2014: What We Can Learn From the Year of the Data Breach

It seemed like data breaches were everywhere this past year. Some will say this was because the media was simply paying more attention in 2014. Some will say that the 27.5% YoY increase in breaches just meant there were more breaches to cover. One thing is for certain, though, more breaches were made public in 2014 than any of us have ever seen.

So what started all the hype? Although it didn’t happen last year, the Target breach of 2013 was a driving force behind the momentum of data breach discussions. It was staggering in size, its effects were widespread, and what made it even more frightening was that it was all the result of a hack that infiltrated the POS system.

The Target hack of 2013 proved that security is more than simply protecting your consumer-facing online presence.
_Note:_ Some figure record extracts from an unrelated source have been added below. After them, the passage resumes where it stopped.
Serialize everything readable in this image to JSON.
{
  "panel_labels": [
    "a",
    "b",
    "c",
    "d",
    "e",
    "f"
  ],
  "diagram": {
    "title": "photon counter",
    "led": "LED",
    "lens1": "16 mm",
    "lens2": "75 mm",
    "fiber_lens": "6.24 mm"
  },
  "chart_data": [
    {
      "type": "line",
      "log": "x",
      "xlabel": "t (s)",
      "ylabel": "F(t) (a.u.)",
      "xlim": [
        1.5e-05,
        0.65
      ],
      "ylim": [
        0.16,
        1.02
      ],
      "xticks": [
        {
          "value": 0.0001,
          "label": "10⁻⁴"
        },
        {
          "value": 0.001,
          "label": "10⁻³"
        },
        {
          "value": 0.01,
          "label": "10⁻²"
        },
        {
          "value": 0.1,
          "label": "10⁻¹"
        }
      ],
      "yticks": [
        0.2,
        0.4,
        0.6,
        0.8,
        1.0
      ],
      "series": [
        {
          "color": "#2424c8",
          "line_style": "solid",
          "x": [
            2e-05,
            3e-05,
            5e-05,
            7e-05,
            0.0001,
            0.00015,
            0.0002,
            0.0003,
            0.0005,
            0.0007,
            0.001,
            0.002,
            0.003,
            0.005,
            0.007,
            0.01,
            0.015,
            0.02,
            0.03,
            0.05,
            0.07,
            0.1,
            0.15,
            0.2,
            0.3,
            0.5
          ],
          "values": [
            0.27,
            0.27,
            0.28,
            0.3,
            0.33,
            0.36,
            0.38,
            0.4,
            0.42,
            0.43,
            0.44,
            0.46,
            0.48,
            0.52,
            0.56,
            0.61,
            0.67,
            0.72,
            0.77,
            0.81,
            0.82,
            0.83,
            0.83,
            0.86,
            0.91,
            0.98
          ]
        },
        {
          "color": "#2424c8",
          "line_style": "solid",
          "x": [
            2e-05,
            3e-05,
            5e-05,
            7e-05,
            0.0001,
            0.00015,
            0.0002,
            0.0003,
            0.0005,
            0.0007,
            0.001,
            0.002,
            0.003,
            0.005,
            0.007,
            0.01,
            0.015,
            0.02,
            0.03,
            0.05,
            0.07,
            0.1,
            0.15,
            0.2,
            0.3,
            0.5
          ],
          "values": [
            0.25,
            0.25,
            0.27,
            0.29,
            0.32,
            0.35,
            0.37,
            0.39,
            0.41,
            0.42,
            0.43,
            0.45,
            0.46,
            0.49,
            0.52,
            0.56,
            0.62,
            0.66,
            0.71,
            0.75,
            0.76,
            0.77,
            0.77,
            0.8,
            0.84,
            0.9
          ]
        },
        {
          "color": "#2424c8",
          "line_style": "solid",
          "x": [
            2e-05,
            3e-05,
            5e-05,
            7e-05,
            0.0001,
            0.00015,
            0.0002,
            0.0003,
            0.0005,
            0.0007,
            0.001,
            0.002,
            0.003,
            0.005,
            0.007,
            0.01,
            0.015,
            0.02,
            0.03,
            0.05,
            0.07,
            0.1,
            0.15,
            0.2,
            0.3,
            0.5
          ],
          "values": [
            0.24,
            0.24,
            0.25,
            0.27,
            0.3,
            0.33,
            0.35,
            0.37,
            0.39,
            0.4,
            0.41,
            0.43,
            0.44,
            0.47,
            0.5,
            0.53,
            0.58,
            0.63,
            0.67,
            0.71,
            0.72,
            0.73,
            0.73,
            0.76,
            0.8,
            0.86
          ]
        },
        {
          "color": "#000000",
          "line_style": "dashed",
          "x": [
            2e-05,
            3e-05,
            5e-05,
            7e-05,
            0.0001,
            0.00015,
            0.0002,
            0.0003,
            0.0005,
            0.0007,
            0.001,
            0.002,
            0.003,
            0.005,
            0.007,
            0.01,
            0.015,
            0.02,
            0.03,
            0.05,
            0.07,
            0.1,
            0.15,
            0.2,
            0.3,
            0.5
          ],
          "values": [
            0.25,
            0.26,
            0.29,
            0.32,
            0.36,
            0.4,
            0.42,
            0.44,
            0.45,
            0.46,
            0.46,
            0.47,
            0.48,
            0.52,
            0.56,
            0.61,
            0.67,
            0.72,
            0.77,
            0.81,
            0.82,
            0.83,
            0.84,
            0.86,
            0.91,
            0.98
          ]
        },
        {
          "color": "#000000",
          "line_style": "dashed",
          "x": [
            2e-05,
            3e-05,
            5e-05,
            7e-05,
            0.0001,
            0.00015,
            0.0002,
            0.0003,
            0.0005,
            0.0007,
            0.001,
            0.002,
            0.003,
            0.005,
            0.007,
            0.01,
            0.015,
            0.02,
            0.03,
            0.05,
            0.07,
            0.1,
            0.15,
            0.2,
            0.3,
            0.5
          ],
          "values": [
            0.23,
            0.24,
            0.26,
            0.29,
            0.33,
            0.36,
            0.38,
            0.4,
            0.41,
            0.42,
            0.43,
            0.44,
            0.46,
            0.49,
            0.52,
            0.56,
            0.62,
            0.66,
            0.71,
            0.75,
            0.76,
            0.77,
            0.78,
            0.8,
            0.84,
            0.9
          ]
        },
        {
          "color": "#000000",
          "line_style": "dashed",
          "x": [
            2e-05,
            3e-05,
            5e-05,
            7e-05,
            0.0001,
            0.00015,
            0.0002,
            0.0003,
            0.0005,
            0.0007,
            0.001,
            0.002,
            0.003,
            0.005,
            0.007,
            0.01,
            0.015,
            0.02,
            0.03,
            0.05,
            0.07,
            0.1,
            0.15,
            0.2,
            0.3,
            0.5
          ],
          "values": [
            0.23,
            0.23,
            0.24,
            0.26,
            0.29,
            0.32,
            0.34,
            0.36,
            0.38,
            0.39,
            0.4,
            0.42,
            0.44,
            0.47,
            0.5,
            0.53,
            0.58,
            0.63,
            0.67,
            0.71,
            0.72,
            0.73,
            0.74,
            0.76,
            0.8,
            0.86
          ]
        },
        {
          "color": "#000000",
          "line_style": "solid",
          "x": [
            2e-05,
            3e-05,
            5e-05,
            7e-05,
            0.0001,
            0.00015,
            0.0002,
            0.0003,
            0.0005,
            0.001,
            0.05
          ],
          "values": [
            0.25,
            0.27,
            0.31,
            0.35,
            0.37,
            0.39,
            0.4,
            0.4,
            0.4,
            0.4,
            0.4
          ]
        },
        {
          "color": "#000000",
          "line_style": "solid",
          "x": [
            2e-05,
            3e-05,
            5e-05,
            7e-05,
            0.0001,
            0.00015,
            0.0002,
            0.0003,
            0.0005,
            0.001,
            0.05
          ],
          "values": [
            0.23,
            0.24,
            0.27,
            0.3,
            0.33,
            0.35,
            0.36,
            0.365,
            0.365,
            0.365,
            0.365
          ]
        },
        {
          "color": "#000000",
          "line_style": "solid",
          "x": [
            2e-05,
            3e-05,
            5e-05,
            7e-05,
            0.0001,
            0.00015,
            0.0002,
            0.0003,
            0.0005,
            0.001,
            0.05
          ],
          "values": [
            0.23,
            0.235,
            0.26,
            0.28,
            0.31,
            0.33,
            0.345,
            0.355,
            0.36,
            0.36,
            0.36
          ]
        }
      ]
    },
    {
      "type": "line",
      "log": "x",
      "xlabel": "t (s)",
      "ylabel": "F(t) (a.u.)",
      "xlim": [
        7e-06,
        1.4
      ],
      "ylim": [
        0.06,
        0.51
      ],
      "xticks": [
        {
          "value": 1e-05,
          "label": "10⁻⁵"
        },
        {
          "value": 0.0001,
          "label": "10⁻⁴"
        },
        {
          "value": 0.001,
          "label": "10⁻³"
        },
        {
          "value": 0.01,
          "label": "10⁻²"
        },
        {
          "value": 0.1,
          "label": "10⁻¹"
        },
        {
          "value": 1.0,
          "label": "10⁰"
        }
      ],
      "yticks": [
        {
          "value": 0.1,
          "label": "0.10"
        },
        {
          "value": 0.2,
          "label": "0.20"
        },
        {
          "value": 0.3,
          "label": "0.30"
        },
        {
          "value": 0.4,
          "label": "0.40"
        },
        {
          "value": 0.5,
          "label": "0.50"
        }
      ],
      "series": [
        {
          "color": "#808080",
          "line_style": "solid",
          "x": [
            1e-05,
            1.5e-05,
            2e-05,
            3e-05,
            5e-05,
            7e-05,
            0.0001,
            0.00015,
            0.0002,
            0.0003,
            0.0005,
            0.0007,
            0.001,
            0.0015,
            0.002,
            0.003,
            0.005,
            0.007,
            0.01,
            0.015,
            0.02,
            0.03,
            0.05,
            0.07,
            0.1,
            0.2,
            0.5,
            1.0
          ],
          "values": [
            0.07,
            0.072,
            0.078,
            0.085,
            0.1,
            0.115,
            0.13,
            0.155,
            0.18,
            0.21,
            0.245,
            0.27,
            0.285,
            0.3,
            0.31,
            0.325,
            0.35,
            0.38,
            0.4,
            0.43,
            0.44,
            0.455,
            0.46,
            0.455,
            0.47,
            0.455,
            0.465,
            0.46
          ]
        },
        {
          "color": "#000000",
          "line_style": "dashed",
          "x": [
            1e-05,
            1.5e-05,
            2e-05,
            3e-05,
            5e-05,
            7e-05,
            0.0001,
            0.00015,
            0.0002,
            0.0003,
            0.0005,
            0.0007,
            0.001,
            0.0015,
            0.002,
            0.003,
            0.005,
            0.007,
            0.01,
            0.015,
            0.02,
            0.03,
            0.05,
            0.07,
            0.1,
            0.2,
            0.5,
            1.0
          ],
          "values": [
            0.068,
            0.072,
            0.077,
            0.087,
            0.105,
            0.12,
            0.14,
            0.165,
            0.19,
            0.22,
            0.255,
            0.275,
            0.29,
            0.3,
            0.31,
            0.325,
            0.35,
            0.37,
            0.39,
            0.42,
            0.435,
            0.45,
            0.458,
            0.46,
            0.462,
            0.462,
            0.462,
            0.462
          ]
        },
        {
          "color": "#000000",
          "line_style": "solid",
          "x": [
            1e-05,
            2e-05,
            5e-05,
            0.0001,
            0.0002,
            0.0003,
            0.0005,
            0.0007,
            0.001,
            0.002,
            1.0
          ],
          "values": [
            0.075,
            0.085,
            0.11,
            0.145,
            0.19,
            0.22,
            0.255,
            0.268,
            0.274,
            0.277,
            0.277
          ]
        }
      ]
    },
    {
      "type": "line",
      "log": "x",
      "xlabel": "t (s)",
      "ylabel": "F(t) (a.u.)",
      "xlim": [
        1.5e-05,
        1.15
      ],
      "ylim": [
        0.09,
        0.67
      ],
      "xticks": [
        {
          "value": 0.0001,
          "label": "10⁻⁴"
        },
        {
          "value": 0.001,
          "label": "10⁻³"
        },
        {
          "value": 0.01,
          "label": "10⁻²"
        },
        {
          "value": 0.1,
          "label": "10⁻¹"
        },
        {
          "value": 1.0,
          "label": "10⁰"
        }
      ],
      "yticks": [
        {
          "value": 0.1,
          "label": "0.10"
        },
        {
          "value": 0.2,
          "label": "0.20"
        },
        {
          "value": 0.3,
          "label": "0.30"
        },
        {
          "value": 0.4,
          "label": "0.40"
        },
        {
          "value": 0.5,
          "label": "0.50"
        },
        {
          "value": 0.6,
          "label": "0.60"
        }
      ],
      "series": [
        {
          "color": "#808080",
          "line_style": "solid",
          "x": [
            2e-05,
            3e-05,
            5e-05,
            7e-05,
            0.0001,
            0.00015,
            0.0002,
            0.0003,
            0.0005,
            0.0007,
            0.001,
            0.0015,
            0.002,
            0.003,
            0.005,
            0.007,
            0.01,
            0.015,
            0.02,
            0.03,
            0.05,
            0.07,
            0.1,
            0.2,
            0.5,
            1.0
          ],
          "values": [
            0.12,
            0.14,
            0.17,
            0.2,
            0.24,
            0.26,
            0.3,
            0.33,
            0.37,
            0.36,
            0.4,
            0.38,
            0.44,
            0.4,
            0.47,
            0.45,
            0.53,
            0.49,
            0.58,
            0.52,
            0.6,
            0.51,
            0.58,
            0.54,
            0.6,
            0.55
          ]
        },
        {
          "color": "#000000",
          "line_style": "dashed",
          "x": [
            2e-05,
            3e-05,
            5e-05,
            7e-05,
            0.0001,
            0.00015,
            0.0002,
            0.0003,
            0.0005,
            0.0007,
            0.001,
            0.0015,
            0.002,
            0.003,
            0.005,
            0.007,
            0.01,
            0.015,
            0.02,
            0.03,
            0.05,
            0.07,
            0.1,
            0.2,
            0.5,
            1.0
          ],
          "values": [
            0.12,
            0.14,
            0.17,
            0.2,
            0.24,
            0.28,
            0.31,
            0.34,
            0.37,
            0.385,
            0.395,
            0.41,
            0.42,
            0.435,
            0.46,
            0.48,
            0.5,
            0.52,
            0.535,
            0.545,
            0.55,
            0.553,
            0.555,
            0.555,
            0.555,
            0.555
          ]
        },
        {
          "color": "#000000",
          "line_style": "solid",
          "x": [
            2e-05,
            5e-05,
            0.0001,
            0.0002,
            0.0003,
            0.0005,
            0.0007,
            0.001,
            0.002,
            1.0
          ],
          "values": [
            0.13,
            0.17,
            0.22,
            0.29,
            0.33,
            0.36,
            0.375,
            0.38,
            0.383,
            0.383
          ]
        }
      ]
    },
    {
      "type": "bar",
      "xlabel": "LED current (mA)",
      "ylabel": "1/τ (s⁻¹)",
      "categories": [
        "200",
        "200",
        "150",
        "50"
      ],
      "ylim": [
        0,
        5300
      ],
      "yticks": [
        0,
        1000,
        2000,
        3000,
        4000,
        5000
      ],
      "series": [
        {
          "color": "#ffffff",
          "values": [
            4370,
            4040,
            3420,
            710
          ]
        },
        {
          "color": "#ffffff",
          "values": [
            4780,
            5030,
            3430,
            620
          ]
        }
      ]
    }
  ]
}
Security is about protecting consumer data – regardless of how and where it is obtained, or where it is stored.  The media is now paying close attention, and will be quick to call out any and all that neglect to protect customer data and information.

So what can we learn from the 783 data breaches that occurred in 2014? Well, according to the Identity Theft Resource Center (ITRC), the top four causes of breaches were Hacking (29%), Subcontractor/Third Party (15.1 %), Accidental Exposure (11.5%), and Data in Transit (7.9%).

This has been interpreted in a couple of ways:

  • Hacking (29%) accounts for nearly 1/3 of all data breaches, so it’s best to put the majority of your security resources there…just to be safe.
  • Security resources should focus on the other three items in the top four. Combined, they account for 34.5% of all breaches, and all revolve around problems with training and/or process.

The truth is that no one will complain if you’re doing everything you can to protect your company from hackers. Executives know about the hacks and expect their folks to respond.  Plus, hacking gets all the good press. But the rest of the truth is, focusing on hacking while neglecting training and procedures is like putting iron bars on the front door of your home and then completely removing your back door.

So what can we learn from the year of the data breach? Well, while hacking is still a major problem behind data breaches, it’s not the only one. In fact, the majority of breaches happen because employees or business partners aren’t aware of security best practices, policies, and procedures. So in addition to investing in protection against hackers, companies must continually educate employees on how to treat sensitive information.  They must also begin to require their business partners to do the same and ask for proof that training took place.

There’s no question that eCommerce security will be a two-front war in 2015 and beyond.  And paying close attention to all the battles being waged will be the only way to ensure the safest possible environment possible for online shoppers while protecting your company from an onslaught of negative media scrutiny.